BALA MANIKANDAN C (in BLOCK letters, in English) came up a couple of days ago, for help with filling a form for “Teacher Training”.He is the only student from Valagapattu to have written the XII std exam this year and he passed with just over 50% marks.

What and how he will teach, were he to qualify, is worrisome, but a different issue.

Here, we would like to focus on a society in transition. Like we have said earlier, these people were a self reliant community up until 30 years ago. They are tribals (Scheduled: Malayali tribe), there is no caste in their villages, everyone has land, people by and large have enough to eat. There is no destitution or beggary.

Then why are they poor? Perhaps because they do not have TVs , refrigerators, fancy clothes: All the stuff they watch on TV (There is a “Panchayat” TV in every village) leads them to believe themselves poor.

Their natural dignity takes a beating when they are ill-treated by the Government Officials, and cheated by the middlemen and brokers.

Boys like Balamanikandan dream of an escape from all this by becoming a teacher in the Government School set up. This would mean an assured salary and no “slogging it out” in the rain or sun.

The reality is however that it it is a lottery with the dice loaded against first generation learners all the way. It is possible (actually probable) that after all his studying, he will not get a job, and be “neither here nor there”.

We know some such boys: They are unskilled in the things that their fathers are expert. They are schooled and hence do not pick up the techniques of ploughing, weeding, sowing and the hundred other tricks-of-the-trade.And, what farm-schooled children have: the stamina to work outdoors for long stretches, the ease with which they use their bodies; these school-schooled children lack altogether.

So they try things like Tailoring in Tiruppur or Auto-driving in Coimbatore. Their land lies fallow up here: They are tempted to sell it (to their stay-at-home cousins, which is perhaps still acceptable, or sometimes to outsiders which creates a whole new set of problems for the community) and move permanently to the city.

And where do they then live? Not among their native fields with their cows and goats close at hand, but in the slums of the city. And then what chance do their children have? It takes just one generation to lose the skills and knowledge accumulated over generations.

The Slum-dwellers in the city have names, and their names are Kolandaian and Govindraj and Boochi and perhaps, though we hope not (fingers crossed): Balamanikandan.

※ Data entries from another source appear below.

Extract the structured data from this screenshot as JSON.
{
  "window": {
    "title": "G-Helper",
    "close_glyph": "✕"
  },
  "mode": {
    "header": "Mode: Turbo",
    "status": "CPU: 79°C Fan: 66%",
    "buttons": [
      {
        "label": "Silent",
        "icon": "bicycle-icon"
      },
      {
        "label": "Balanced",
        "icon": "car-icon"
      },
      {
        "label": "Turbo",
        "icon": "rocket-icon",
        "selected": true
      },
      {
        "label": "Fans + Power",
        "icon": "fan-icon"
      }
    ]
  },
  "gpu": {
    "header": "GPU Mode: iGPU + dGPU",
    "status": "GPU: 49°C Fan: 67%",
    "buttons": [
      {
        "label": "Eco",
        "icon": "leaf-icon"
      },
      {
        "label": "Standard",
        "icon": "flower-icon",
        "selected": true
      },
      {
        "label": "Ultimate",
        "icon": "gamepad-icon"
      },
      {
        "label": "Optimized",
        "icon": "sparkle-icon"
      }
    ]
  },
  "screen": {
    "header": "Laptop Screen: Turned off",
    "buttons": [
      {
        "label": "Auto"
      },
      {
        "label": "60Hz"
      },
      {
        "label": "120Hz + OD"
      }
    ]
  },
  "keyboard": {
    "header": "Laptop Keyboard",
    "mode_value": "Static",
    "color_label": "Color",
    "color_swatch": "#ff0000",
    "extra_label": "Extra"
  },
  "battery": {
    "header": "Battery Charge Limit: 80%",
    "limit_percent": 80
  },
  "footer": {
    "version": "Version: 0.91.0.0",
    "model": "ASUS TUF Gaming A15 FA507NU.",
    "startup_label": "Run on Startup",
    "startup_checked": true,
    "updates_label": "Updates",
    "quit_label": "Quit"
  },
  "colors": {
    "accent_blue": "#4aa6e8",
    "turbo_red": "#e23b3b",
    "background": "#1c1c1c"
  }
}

3 Responses to “Balamanikandan”

  1. Sunny Meeta Says:

    Development its called! De-skilling is preferred to de-schooling!

  2. Rahul Basu Says:

    It also takes just one generation to get out of poverty by getting an education and a reasonable and paying job. Believe me, it’s literally true of one of my colleagues, who is now a faculty member here at our institute.

    Let’s not always bash formal education, schooling, cities and the like. There may be much that is wrong with them, but there is much by way of opportunity that these routes provide. Let’s not forget this.

  3. sunder and sonati Says:

    Our point was that people here who are well-off (rurally) are being driven into (urban)poverty, by the lure of the city/education/jobs/whatever.

    Moreover, the getting out of poverty, is surely a lottery where the odds are stacked against first generation learners. For every one that makes it, there will be many who fall by the wayside BECAUSE OF THE WAY THE SYSTEM IS.